The model for the Galilee is of a multi-campus university based on the existing colleges in the north: Tel Hai, Kinneret, Jezreel, Safed, the Western Galilee and Braude, but in 2006 the Higher Education Council decide that until 2011 there was no academic planning need for establishing additional universities in Israel.
A year ago Silvan Shalom, the minister for the development of the Negev and Galilee, recalled the decision and said that “the establishment of a university is important and essential and will bring about a change like the one brought about in the south by Ben-Gurion University of the Negev.”
The planned university, according to Shalom, would employ up to 10,000 people. He also said that 1.25 million people live in the northern region but there is no university there from which they can benefit. By comparison, 1.25 million people live in the Tel Aviv area and in the southern region there are 893,000 inhabitants, and both places have significant universities.
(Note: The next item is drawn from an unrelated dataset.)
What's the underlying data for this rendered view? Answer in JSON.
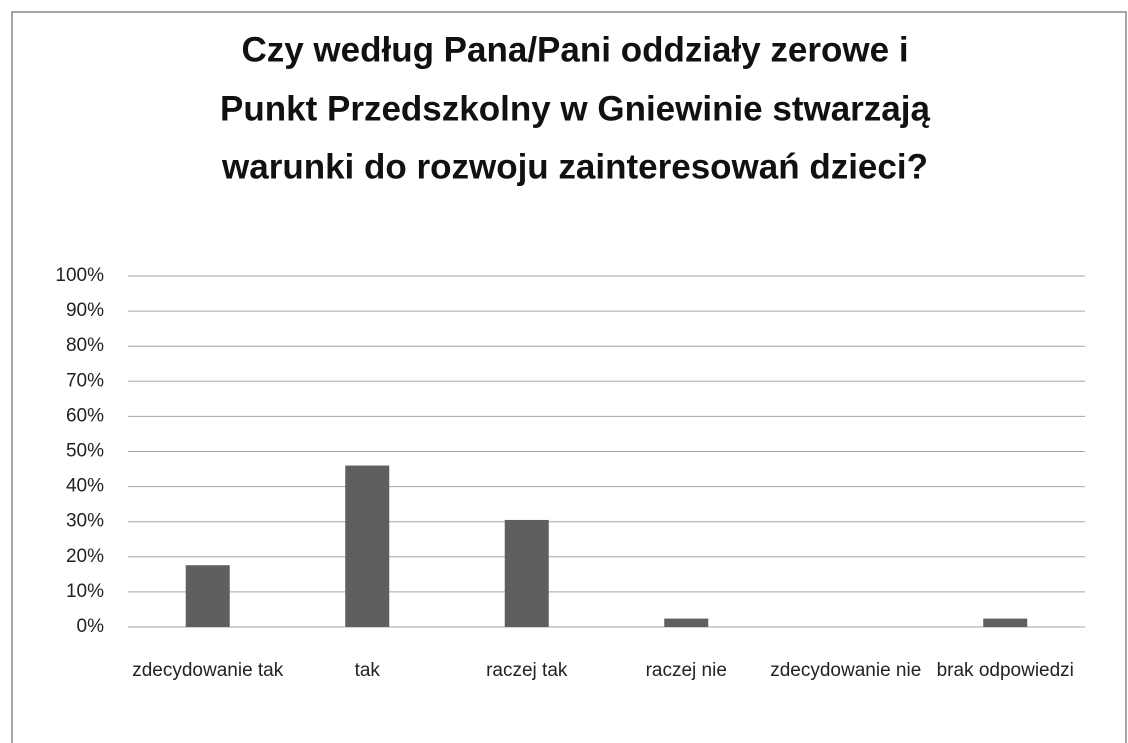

The Planning and Budgeting Committee of the Higher Education Council, headed by Prof. Emanuel Trajtenberg, opposes the recognition of Ariel College as a university. According to Trajtenberg, “The very question of whether the college in Ariel is worthy of recognition as a university, when asked without reference to the broader context − planning, economics and the like − is extremely problematic and in the best case reflects nostalgia for an earlier era, which is long gone. In the worse case this is a conscious and sharp deviation from basic principles of egalitarianism and fairness. It is untenable that such a fundamental question be discussed and decided by a body responsible for only one general institution of higher education (and two teachers’ colleges), out of 67 institutions, in which there are only 3 percent of the total number of students.”
Sa’ar dismissed Trajtenberg’s remarks on Wednesday, and in advance of a meeting of the Judea and Samaria Higher Education Council wrote a letter to its members in which he said Trajtenberg is the one who has overstepped his authority. He also wrote: “I see fit to reject charges regarding the government’s involvement in decisions relating to the higher education system.”